Clemson University is opening its first LGBTQ “living and learning community” in fall 2021, a project ten years in the making, according to LGBTQ students.
“Lavender Place” will be a group of rooms at Gressette Hall, with 16 beds open to both continuing students and incoming freshmen. The goal is to create a residential community where LGBTQ students can be “affirmed, where they can be supported and explore their identities,” said junior Tyler McDougald, one of the students who spearheaded the effort.
McDougald is the Clemson Undergraduate Student Government inclusion and equity chair and the president of the Clemson Rainbow Fellowship, an LGBTQ group on campus. He’s been advocating for Lavender Place for over a year.

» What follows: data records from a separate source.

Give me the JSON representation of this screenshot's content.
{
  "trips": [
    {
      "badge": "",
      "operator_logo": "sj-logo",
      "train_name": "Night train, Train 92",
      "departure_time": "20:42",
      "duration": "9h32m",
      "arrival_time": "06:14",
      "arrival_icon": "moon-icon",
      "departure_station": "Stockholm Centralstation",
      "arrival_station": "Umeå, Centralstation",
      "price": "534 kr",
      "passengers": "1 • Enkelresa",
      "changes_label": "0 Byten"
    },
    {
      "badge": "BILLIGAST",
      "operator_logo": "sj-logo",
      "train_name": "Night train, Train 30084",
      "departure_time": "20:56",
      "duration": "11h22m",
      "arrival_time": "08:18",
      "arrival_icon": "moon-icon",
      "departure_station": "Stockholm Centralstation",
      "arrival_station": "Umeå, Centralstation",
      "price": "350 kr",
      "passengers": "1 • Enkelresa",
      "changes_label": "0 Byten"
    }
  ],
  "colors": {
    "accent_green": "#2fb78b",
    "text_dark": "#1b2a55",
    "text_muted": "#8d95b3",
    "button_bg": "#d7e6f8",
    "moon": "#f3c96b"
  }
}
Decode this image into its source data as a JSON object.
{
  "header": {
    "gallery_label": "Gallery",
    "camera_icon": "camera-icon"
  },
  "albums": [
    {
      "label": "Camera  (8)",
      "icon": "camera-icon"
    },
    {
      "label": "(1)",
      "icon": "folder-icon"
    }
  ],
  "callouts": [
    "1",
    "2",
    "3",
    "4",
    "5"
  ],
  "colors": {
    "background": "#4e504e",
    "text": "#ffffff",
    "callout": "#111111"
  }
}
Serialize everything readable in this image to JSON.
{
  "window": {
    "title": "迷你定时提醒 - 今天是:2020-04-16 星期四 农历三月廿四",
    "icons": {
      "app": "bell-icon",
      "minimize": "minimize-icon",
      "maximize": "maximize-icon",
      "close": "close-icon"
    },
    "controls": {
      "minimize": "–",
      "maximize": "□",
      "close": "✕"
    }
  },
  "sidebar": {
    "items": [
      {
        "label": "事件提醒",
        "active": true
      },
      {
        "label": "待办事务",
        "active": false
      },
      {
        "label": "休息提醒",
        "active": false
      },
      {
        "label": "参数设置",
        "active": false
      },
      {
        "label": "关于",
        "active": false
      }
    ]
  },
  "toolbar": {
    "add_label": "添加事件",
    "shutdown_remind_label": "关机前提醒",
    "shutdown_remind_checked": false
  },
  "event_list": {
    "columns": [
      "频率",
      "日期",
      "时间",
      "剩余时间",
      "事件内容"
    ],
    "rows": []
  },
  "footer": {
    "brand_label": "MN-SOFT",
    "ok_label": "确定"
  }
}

“Coming into the university, and specifically on-campus housing, my queerness was always on my mind,” McDougald said. “I was concerned about how I would be accepted into the residential community, how those that I was living with would accept me, how I would be treated – and [I] really changed a lot of my behavior in order to prevent a lot of those anxieties. I wanted to create a space in which queer students didn’t have to do that.”
Lavender Place was “student-led, student-driven … This was a student effort through and through,” he added.
On Jan. 31, he and other LGBTQ students in student government’s equity and inclusion committee submitted a resolution to the student senate, which passed unanimously. On Sept. 30, an email from Clemson housing told McDougald that Lavender Place had been approved.
It was a long time coming, he said. Lavender Place isn’t a new idea. Clemson University has 17 living and learning communities – for ROTC, business students and others – and students called for an option for non-binary and trans students as early as 2010, but it didn’t happen.